The old saying – ‘garbage in – garbage out’ is not true anymore. Organizations realized that among the garbage there might be lot of valuable information that could be monetized. This could be done directly or indirectly and used not only to generate revenues but also to gain competitive advantage. The value of information might not be correctly estimated at the time of its creation or during its initial intended use. Value is often defined by its context – to paraphrase – “the value is in the eye of the beholder”, and it is also time variant. Traditional BI was dealing primarily with the structured data, as it was easier to work with and get results quickly. The rest was mostly ignored or treated as necessary evil. The problem however is that unstructured data constitutes around 80 to 85% of data within the organization, or floating over there in the web, and it could be in one or another way related to the business. Social networks like Facebook, Twitter, blogs, discussions, memos, emails and so on are equal sources of potentially useful information. The winners from losers are separated by ability to see the value where others do not, and ability to use it.

 

Data Warehousing

Simple definition

Traditionally data warehousing is a process of consolidating and aggregating information from various sources within the organization, and used for historical analysis and reporting. The outputs from the analysis are used for operational, tactical or strategic planning. Before the data could be used for these purposes however it has to go through process of cleanup, standardization, normalization, integration and so on. Once stored in Data Warehouse it could be aggregated, and correlated to find answers to typical business questions.

How it is changing

Once data is in Data Warehouse it becomes relatively non-volatile, time variant, representing subject oriented historical value of data. Here is the problem in the new world – the process of standardization and structuring of the data often strips the most valuable part – intrinsic relationships between data, that might not be visible at the time when the structuring rules are established.
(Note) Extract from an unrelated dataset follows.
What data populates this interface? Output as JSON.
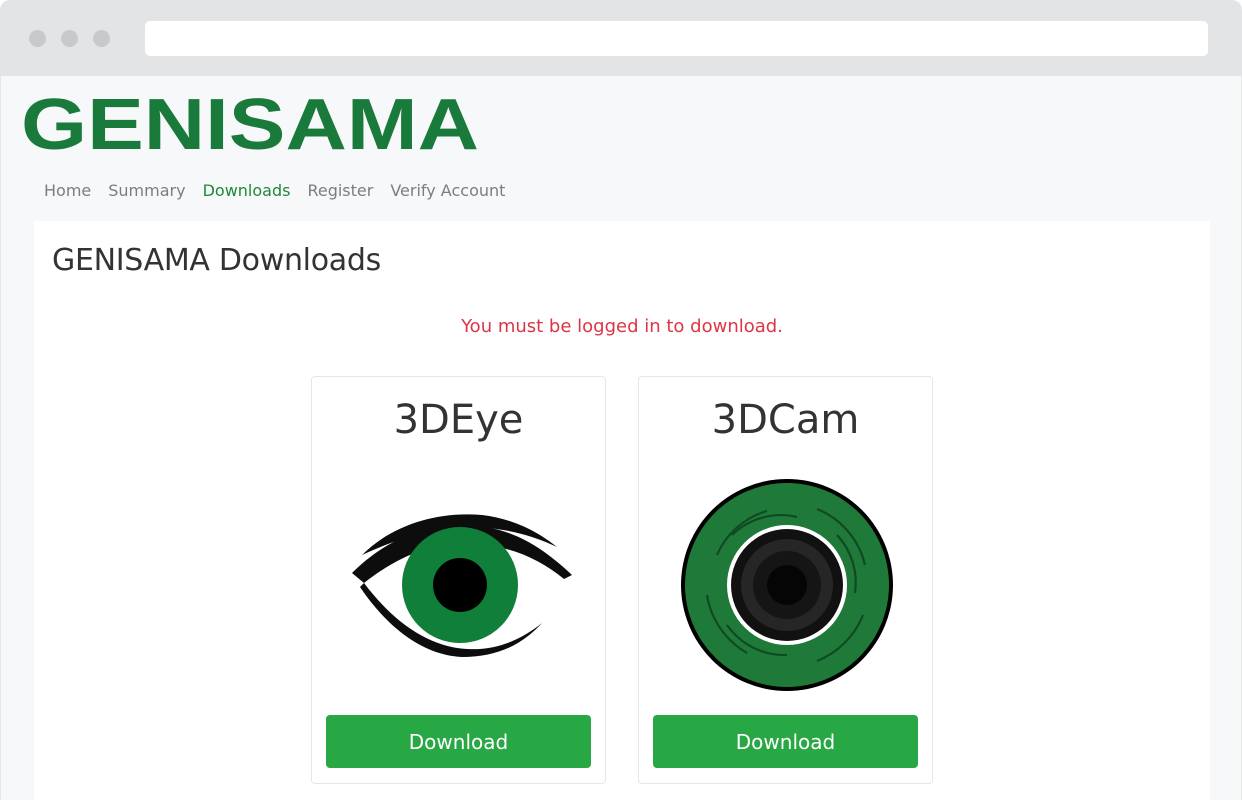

Usually Data Warehouses are created with specific goals, and these goals might be changing relatively quickly. Adjusting Data Warehouse to fit these new goals might be as painful as turning a large ship in narrow fiord. In the light of Big Data, the whole concept will have to be reevaluated.

 

Data Mining

Simple Definition

In short it is discovery of true meaning of data from large datasets that integrates structured and unstructured data. These datasets might come from data warehouses or from any other data sources. Data mining helps to answer specific business questions that might be unique and might not have predefined processing paths.

How it is changing

Data mining is building on available data and thus closely related to the above discussed two terms. Since these terms are changing, so it is the data mining concept. The organizations need to employ innovative techniques like statistical tools, semantic analysis, neural networks, artificial intelligence and so on, to extract information from combination of both structured and unstructured data in order to gain knowledge. This single step is what separates ‘wheat from the chaff’, winners from losers – it is the ‘holy grail’ of Business Intelligence.